The Supreme Court is Wrong on Campaign Finance

Ian Hutchinson | Unsplash

If recent years have taught us anything, it’s that our democracy is fragile and needs to be protected. But earlier this week, the Supreme Court did the opposite. The Court ruled on Monday in a case involving Texas Senator Ted Cruz that campaign donors should be allowed to replenish political candidates’ personal wealth after election campaigns have concluded.

This decision effectively opens politicians up to cash bribes during their terms. Allowing wealthy donors to add to the personal wealth of politicians will only further skew the playing field of electoral politics in favor of the rich.

One of the greatest problems with American politics today is that money equals influence. The more money you have, the more political power you have. Thanks to this Supreme Court ruling, that’s going to become more true – if a candidate can only run for office and be successful with the promise of future support from wealthy, powerful benefactors, we are just going to see one type of candidate thrive. This limits the diversity of experience and perspectives represented in our halls of government and gives the rich and powerful even more sway over how our laws are made

Millionaires and billionaires should not have the outsized political power they do now, and money should not equal speech. Until we pass significant campaign finance reform, they will continue to dictate that policies that favor them be instituted at the local, state, and federal level. We need laws that guarantee elected officials are representing the collective voice of the voters, not the select wishes of an elite, deep-pocketed few.

This week we’ll discuss how the Supreme Court decision on Federal Election Commission v. Ted Cruz for Senate is just one more way in which the law is designed to benefit rich political candidates and rich donors while increasing the influence of rich donors on elections.

The Supreme Court Just Streamlined the Process for Bribing Senators The Nation by John Nichols
Author John Nichols does a phenomenal job in this piece laying out both the technical aspects of the FEC vs. Cruz decision as well as the historical influence leading up to this decision by the Supreme Court, shining a light on a near-half-century-long onslaught against corruption protections in American politics. The dissenting opinion of the court calls out the decision that gives a green light to politicians soliciting wealthy donors, during their elected term, in order to get money to recoup their personal wealth. It doesn’t take a genius to see how this decision opens up politicians to deep corruption at the hands of the nation’s richest.

The Good That Ted Cruz’s Supreme Court Win Can Do – The Atlantic by Anand Giridharadas
The FEC vs. Cruz decision truly shines a spotlight on the abysmal state of campaign finance law in America. The last decade of assault, especially, has created a paradigm shift in the way wealthy individuals attempt to influence the electoral process. In recent years, billionaires have topped the financial donation charts. Wealthy mega-donors aren’t anything new, but in a post-FEC vs. Cruz America where it has been reiterated that money is equivalent to free speech, their donations will drown out the voice of the other 99% of Americans. In a world where politicians are bought and sold, this ruling, at least, makes it undeniably clear that we need reform, and now.

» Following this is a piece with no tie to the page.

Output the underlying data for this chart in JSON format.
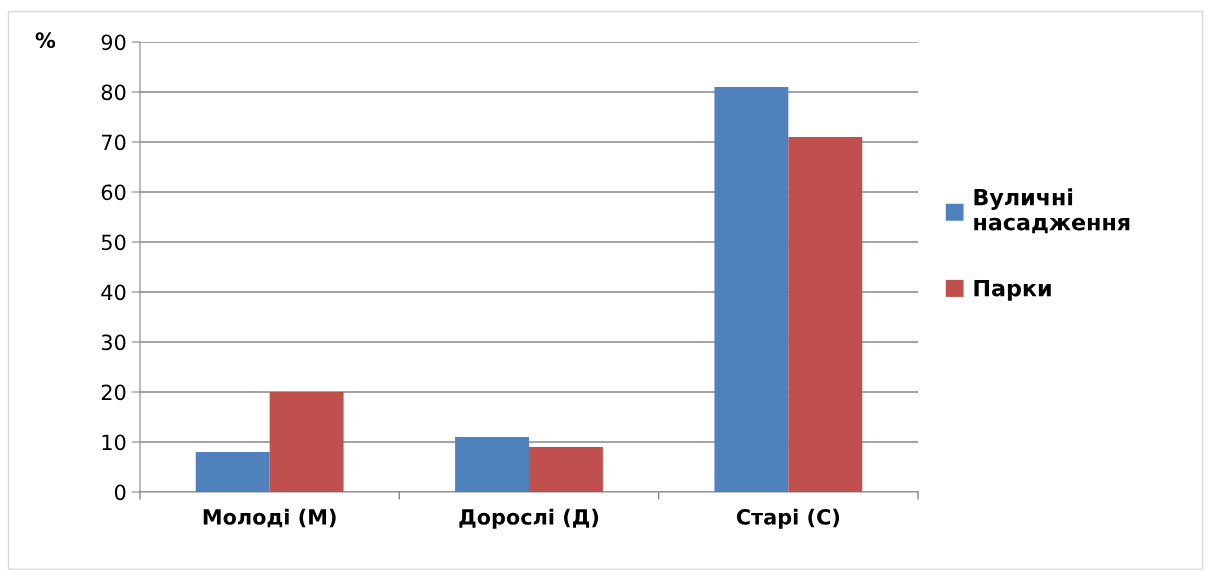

The Little Red Boxes Making a Mockery of Campaign Finance Laws – The New York Times by ​​Shane Goldmacher
Under the current law, politicians are barred from collaborating directly with their donors’ Super PACs to, for example, blatantly tell their supporters what to do or say to support them. Recently, however, politicians have found a workaround to this law by utilizing red-bordered boxes on their websites and other places to provide language that can be ripped directly by donors and used in their ads. This is clearly contrary to the spirit of the law, but without more effective enforcement and more aggressive laws, this kind of direct coordination will continue to occur. There is truly no limit to the lengths politicians will go to to ensure they make use of every dime rich people have to offer them.

Democrats pounce on latest tax perk for the rich: falling audit rates – The Hill  by Letters to the Editor
With the IRS burdened with 39 million unprocessed or pending tax returns, they have been on the receiving end of a lot of grief – both from taxpayers and from politicians.  The U.S. government’s inability to do its job has been a growing problem for decades, but in its current state, the IRS is plainly incapable of properly identifying and punishing tax evaders. As a recent report from the Treasury Department revealed, it has become clear that wealthy Americans are currently able to get away with an incredible amount of tax evasion, and because the IRS doesn’t have the funding to go after rich people with complicated finances, they audit poor people at a higher rate. Democrats are taking this opportunity to call out the unequal audit system the IRS uses.